Obama was in Alabama last Friday. He was followed on Sunday by five cabinet members. FEMA workers and federal assistance were not yet there helping.
If an active combat operation of the kind that led to the killing of Osama Bin Laden over the weekend can be monitored live in Washington at both the CIA and the White House and drones fired in Afghanistan and Pakistan can be actually launched and guided by people sitting in the United States, surely the Federal Government‘s activities in the wake of Katrina and last week’s tornadoes in the South can be monitored at a distance. The first and most important step is not for officials from Washington to go to the scene. This is pure political grandstanding and a distraction for the victims to deal with when they already have more than they can handle.

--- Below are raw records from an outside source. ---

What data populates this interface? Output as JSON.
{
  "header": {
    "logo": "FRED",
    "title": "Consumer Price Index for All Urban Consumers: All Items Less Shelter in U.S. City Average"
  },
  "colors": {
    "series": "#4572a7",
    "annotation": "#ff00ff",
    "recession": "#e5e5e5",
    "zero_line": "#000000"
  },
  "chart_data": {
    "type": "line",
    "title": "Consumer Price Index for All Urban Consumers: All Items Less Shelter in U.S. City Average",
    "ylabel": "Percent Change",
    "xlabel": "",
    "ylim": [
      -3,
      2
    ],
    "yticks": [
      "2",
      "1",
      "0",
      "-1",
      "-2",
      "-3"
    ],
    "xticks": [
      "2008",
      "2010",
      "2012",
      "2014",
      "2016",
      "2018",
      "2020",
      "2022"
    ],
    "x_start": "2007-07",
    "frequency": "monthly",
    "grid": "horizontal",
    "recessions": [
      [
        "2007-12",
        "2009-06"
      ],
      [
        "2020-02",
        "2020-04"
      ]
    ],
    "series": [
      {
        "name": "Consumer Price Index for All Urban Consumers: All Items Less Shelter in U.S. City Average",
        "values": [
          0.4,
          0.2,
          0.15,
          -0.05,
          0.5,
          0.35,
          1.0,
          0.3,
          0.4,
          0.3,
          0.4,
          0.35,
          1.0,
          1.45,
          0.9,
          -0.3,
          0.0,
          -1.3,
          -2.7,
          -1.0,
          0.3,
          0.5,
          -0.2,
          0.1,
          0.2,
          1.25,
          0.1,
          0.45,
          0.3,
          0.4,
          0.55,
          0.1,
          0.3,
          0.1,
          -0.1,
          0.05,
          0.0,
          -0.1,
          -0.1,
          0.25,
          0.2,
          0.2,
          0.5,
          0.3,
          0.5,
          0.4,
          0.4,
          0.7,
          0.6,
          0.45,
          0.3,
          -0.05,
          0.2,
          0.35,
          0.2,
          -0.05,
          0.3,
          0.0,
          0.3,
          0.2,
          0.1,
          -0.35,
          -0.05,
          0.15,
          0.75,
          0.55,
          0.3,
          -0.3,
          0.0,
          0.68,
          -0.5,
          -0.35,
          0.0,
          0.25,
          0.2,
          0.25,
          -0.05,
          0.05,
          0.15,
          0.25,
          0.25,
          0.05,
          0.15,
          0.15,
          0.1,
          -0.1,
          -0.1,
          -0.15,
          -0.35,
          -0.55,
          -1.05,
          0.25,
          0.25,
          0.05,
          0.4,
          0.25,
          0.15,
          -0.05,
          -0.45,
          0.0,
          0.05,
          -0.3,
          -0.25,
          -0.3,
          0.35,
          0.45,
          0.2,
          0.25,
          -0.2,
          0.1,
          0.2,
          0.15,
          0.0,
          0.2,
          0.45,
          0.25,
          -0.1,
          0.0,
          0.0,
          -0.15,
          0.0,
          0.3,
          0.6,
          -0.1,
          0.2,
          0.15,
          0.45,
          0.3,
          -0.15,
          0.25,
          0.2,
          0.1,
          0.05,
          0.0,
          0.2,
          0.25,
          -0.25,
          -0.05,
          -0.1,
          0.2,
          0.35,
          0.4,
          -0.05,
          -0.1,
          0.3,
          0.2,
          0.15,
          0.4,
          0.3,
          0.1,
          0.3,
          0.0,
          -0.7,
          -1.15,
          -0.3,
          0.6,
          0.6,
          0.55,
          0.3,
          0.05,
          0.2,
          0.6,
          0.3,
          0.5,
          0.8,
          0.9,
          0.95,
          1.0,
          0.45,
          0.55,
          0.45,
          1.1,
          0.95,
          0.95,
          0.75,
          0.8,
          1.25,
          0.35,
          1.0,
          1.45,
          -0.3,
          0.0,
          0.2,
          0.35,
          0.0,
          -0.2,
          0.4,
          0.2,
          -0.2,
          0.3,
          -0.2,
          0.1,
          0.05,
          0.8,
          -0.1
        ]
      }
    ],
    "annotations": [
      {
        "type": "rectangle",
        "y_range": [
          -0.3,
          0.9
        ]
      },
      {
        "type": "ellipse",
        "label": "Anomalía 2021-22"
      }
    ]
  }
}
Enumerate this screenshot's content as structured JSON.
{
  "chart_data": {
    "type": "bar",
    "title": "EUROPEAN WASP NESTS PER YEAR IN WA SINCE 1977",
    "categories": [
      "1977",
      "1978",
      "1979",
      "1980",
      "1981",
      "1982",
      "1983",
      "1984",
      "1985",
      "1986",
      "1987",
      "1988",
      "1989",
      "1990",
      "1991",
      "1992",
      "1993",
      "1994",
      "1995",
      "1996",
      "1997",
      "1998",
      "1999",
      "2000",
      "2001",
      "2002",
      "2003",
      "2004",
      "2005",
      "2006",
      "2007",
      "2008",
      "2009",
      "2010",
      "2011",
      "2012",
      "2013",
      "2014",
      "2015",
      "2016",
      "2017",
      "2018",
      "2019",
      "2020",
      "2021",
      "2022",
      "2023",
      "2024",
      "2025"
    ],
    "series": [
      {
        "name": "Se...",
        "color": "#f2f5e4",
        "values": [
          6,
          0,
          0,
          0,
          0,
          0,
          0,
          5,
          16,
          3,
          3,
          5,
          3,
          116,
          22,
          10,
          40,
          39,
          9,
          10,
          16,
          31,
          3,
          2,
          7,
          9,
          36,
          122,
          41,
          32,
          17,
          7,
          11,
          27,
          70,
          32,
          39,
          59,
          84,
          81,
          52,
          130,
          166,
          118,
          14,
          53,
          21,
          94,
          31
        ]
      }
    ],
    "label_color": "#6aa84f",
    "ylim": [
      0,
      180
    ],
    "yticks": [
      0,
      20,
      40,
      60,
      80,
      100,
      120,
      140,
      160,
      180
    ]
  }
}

Yes, I’m saying that George W. Bush’s Air Force One flyover after Katrina was better than if he had found a place to land and then put the local officials through the elaborate operations required for a presidential visit.
I understand the need for politicians to be seen in important settings doing important things. But there is also some need for the public to see them exercising judgement consistent with the circumstances. Their first priority after Katrina and the tornadoes ought to have been getting help to the affected people. If visibility is desirable, they can go back after help is underway to see how things are going. This might actually serve some function rather than just being a voyeuristic publicity stunt.
Apt restraint is a virtue, even for politicians.